Let $p^m|n$, where $n$ is composite and $\geq 6$. Now if $m \geq 3$ then it is obvious that $mp < p^m \leq n$, and so there are at least $m$ factors of $p$ in $(n-1)!$. Hence $p^m|(n-1)!$. If $m=2$, and $p>2$, then both $p$ and $2p$ are less than $p^2$. Hence $p^2|(n-1)!$. If $p=m=2$, then both $2$ and $4$ are less than $n$, as $n \geq 6$. If $m=1$, then as $n$ is composite $p<n$ and hence $p|(n-1)!$. So any prime power that divides $n$ also divides $(n-1)!$. Hence $n|(n-1)!$.

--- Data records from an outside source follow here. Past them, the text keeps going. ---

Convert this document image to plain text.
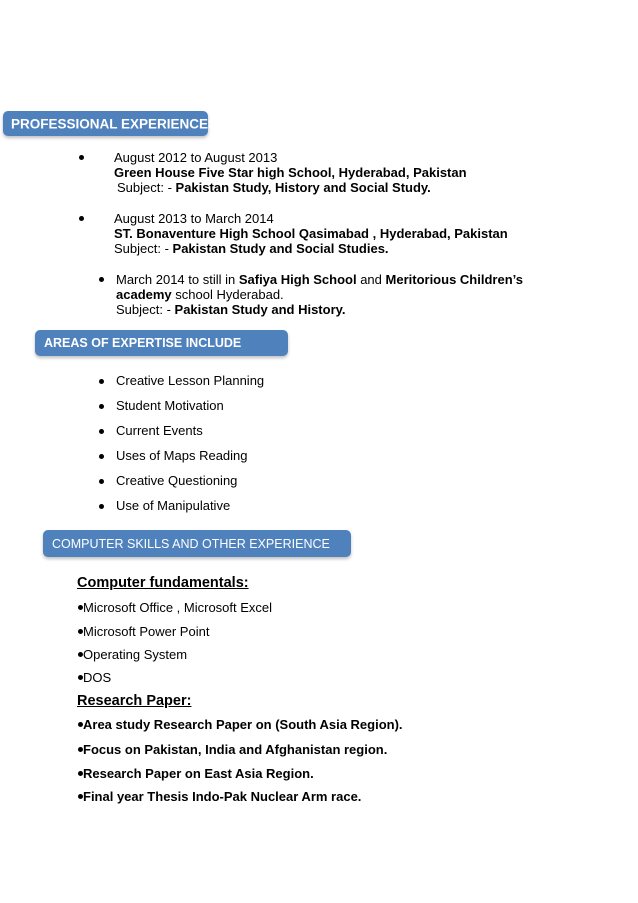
PROFESSIONAL EXPERIENCES
August 2012 to August 2013
Green House Five Star high School, Hyderabad, Pakistan
Subject: - Pakistan Study, History and Social Study.
August 2013 to March 2014
ST. Bonaventure High School Qasimabad , Hyderabad, Pakistan
Subject: - Pakistan Study and Social Studies.
March 2014 to still in Safiya High School and Meritorious Children’s
academy school Hyderabad.
Subject: - Pakistan Study and History.
AREAS OF EXPERTISE INCLUDE
Creative Lesson Planning
Student Motivation
Current Events
Uses of Maps Reading
Creative Questioning
Use of Manipulative
COMPUTER SKILLS AND OTHER EXPERIENCE
Computer fundamentals:
Microsoft Office , Microsoft Excel
Microsoft Power Point
Operating System
DOS
Research Paper:
Area study Research Paper on (South Asia Region).
Focus on Pakistan, India and Afghanistan region.
Research Paper on East Asia Region.
Final year Thesis Indo-Pak Nuclear Arm race.
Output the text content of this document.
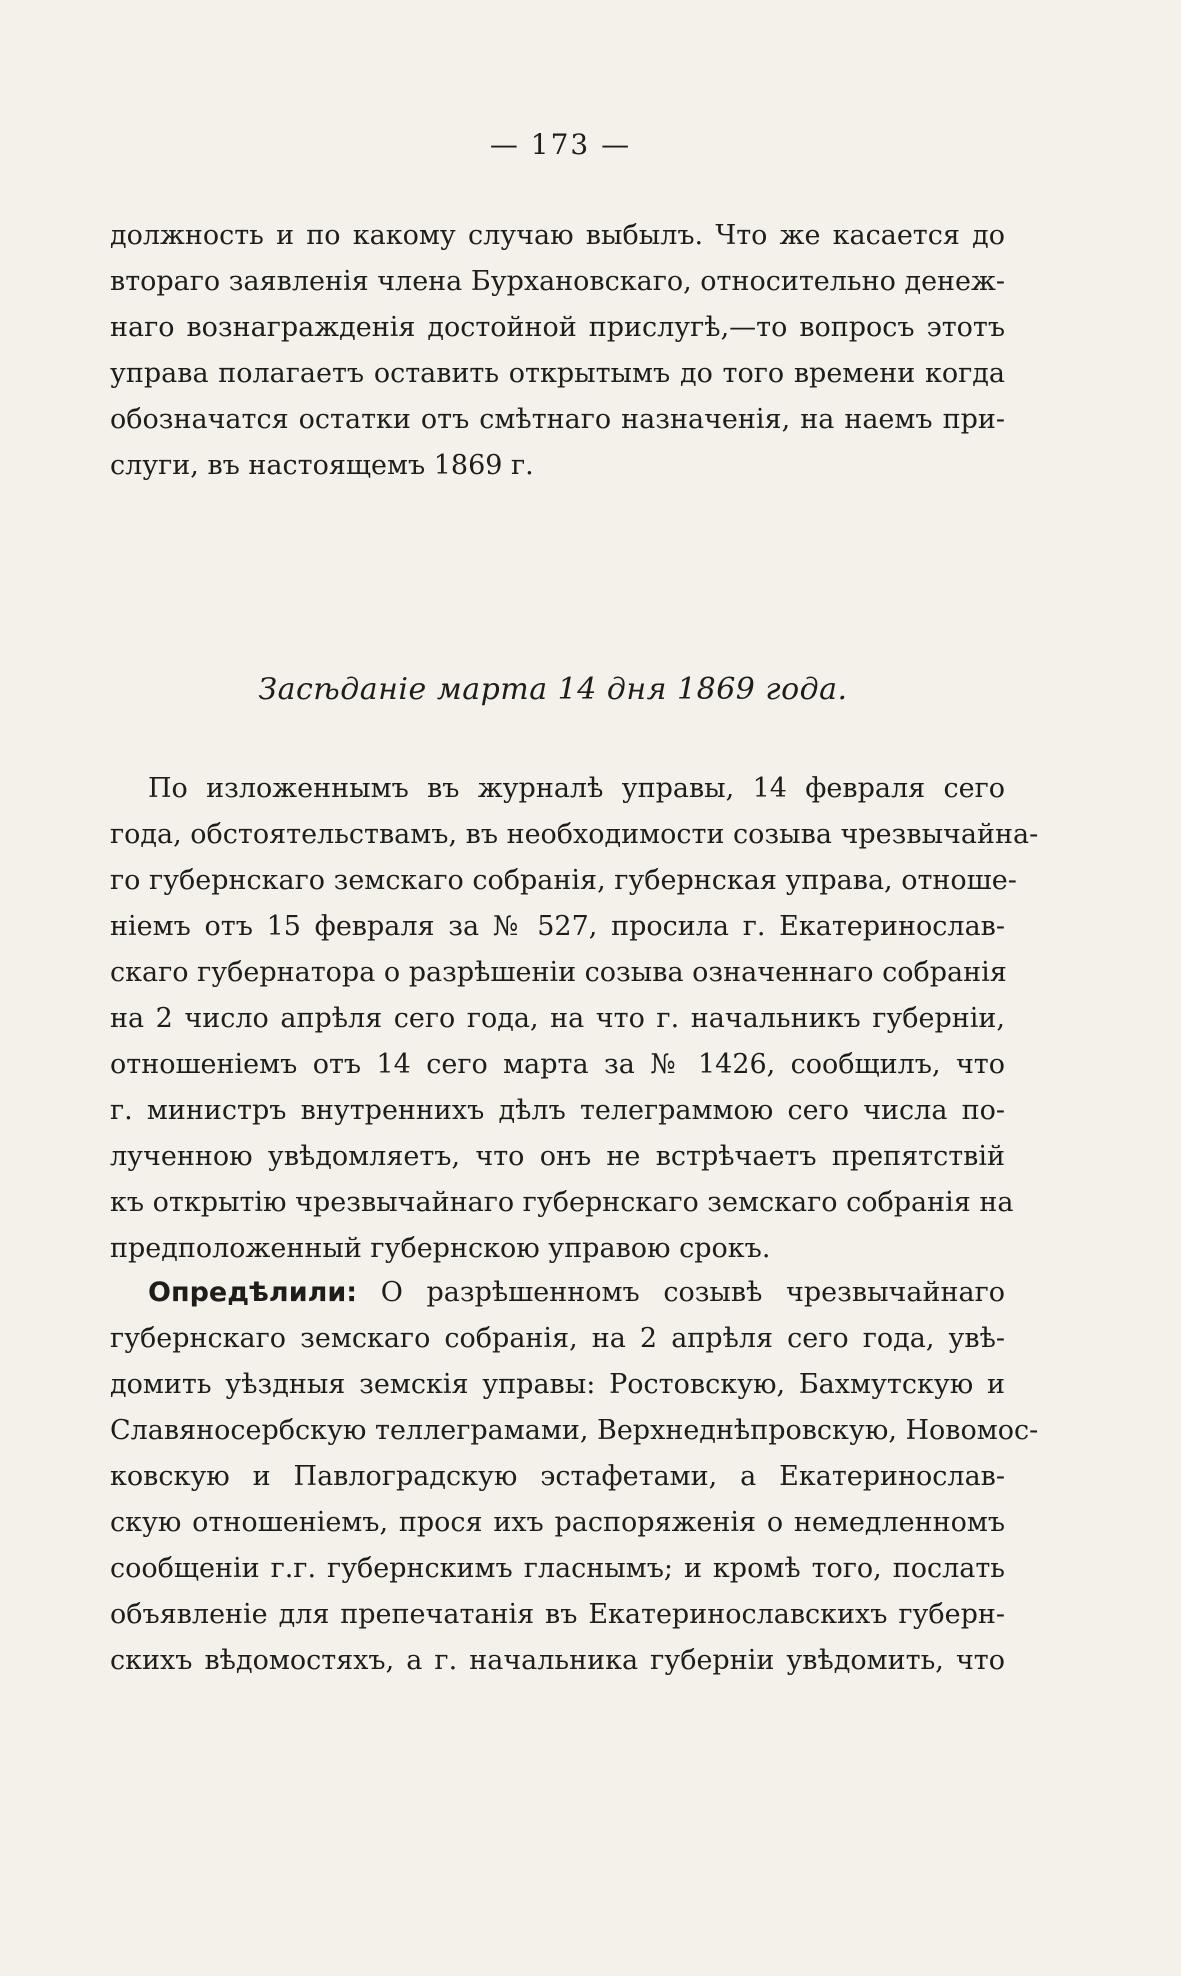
— 173 —
должность и по какому случаю выбылъ. Что же касается до
втораго заявленія члена Бурхановскаго, относительно денеж-
наго вознагражденія достойной прислугѣ,—то вопросъ этотъ
управа полагаетъ оставить открытымъ до того времени когда
обозначатся остатки отъ смѣтнаго назначенія, на наемъ при-
слуги, въ настоящемъ 1869 г.
Засѣданіе марта 14 дня 1869 года.
По изложеннымъ въ журналѣ управы, 14 февраля сего
года, обстоятельствамъ, въ необходимости созыва чрезвычайна-
го губернскаго земскаго собранія, губернская управа, отноше-
ніемъ отъ 15 февраля за № 527, просила г. Екатеринослав-
скаго губернатора о разрѣшеніи созыва означеннаго собранія
на 2 число апрѣля сего года, на что г. начальникъ губерніи,
отношеніемъ отъ 14 сего марта за № 1426, сообщилъ, что
г. министръ внутреннихъ дѣлъ телеграммою сего числа по-
лученною увѣдомляетъ, что онъ не встрѣчаетъ препятствій
къ открытію чрезвычайнаго губернскаго земскаго собранія на
предположенный губернскою управою срокъ.
Опредѣлили: О разрѣшенномъ созывѣ чрезвычайнаго
губернскаго земскаго собранія, на 2 апрѣля сего года, увѣ-
домить уѣздныя земскія управы: Ростовскую, Бахмутскую и
Славяносербскую теллеграмами, Верхнеднѣпровскую, Новомос-
ковскую и Павлоградскую эстафетами, а Екатеринослав-
скую отношеніемъ, прося ихъ распоряженія о немедленномъ
сообщеніи г.г. губернскимъ гласнымъ; и кромѣ того, послать
объявленіе для препечатанія въ Екатеринославскихъ губерн-
скихъ вѣдомостяхъ, а г. начальника губерніи увѣдомить, что
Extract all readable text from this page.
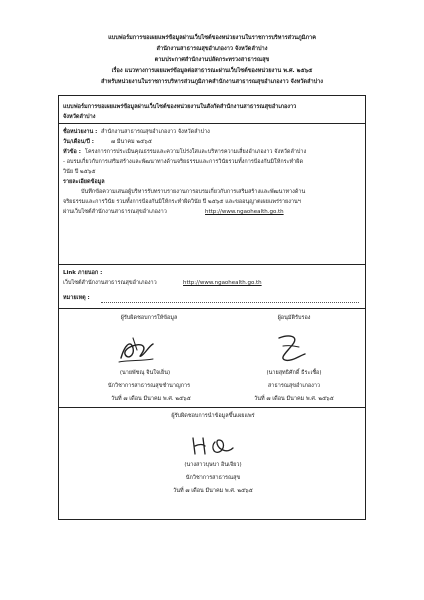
แบบฟอร์มการขอเผยแพร่ข้อมูลผ่านเว็บไซต์ของหน่วยงานในราชการบริหารส่วนภูมิภาค
สำนักงานสาธารณสุขอำเภองาว จังหวัดลำปาง
ตามประกาศสำนักงานปลัดกระทรวงสาธารณสุข
เรื่อง แนวทางการเผยแพร่ข้อมูลต่อสาธารณะผ่านเว็บไซต์ของหน่วยงาน พ.ศ. ๒๕๖๕
สำหรับหน่วยงานในราชการบริหารส่วนภูมิภาคสำนักงานสาธารณสุขอำเภองาว จังหวัดลำปาง
แบบฟอร์มการขอเผยแพร่ข้อมูลผ่านเว็บไซต์ของหน่วยงานในสังกัดสำนักงานสาธารณสุขอำเภองาว
จังหวัดลำปาง
ชื่อหน่วยงาน : สำนักงานสาธารณสุขอำเภองาว จังหวัดลำปาง
วัน/เดือน/ปี :	๗ มีนาคม ๒๕๖๕
หัวข้อ : โครงการการประเมินคุณธรรมและความโปร่งใสและบริหารความเสี่ยงอำเภองาว จังหวัดลำปาง
- อบรมเกี่ยวกับการเสริมสร้างและพัฒนาทางด้านจริยธรรมและการวินัยรวมทั้งการป้องกันมิให้กระทำผิด
วินัย ปี ๒๕๖๕
รายละเอียดข้อมูล
บันทึกข้อความเสนอผู้บริหารรับทราบรายงานการอบรมเกี่ยวกับการเสริมสร้างและพัฒนาทางด้าน
จริยธรรมและการวินัย รวมทั้งการป้องกันมิให้กระทำผิดวินัย ปี ๒๕๖๕ และขออนุญาตเผยแพร่รายงานฯ
ผ่านเว็บไซต์สำนักงานสาธารณสุขอำเภองาว	http://www.ngaohealth.go.th
Link ภายนอก :
เว็บไซต์สำนักงานสาธารณสุขอำเภองาว	http://www.ngaohealth.go.th
หมายเหตุ :
ผู้รับผิดชอบการให้ข้อมูล
(นายพัชณุ จินใจเย็น)
นักวิชาการสาธารณสุขชำนาญการ
วันที่ ๗ เดือน มีนาคม พ.ศ. ๒๕๖๕
ผู้อนุมัติรับรอง
(นายสุทธิศักดิ์ ธีระเชื้อ)
สาธารณสุขอำเภองาว
วันที่ ๗ เดือน มีนาคม พ.ศ. ๒๕๖๕
ผู้รับผิดชอบการนำข้อมูลขึ้นเผยแพร่
(นางสาวบุษบา อินเจียว)
นักวิชาการสาธารณสุข
วันที่ ๗ เดือน มีนาคม พ.ศ. ๒๕๖๕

Or alternatively, If $n$ is composite, unless it is the square of a prime, there exist naturals $a,b$ such that $n=ab$, where $a,b<n, a\not=b$. But $(n-1)!=(n-1)(n-2)....a.....b...2$ so we are done. If $n=p^2$, $(n-1)!=(p^2-1)...p(p-1)...p(p-2)....p$ and so for p>2 clearly is divisible by $p^2$.

Yeah, that's much nicer.

We write the canonical representation of $n$. $n=p_{1}^{a_{1}}p_{2}^{a_{2}}....p_{k}^{a_{k}}.$ Now $n-1>n-p_{1}^{a_{1}}=p_{1}^{a_{1}}. something$ Similarly $n-1>n-p_{k}^{a_{k}}=p_{k}^{a_{k}}.something$ Hence we see that $n|(n-1)!$

r1234 wrote: We write the canonical representation of $n$. $n=p_{1}^{a_{1}}p_{2}^{a_{2}}....p_{k}^{a_{k}}.$ Now $n-1>n-p_{1}^{a_{1}}=p_{1}^{a_{1}}. something$ Similarly $n-1>n-p_{k}^{a_{k}}=p_{k}^{a_{k}}.something$ Hence we see that $n|(n-1)!$ This doesn't work when $n$ is a prime power

A nice extension is found here

Suppose $n=\prod p_i^{e_i}$ where $p_i$s are prime and $i>1$. Then $p_1^{e_1},p_2^{e_2},\dots$ are distinct numbers less that $n-1$. So their product, i.e. $n$, divides $(n-1)!$. If $n=p^k$, $k>2$ and $p$ prime, then $p,p^{k-1}$ are distinct and less than $n-1$, so done. If $n=p^2$ then $p,2p<n-1$, so $n\mid 2p^2\mid (n-1)!$.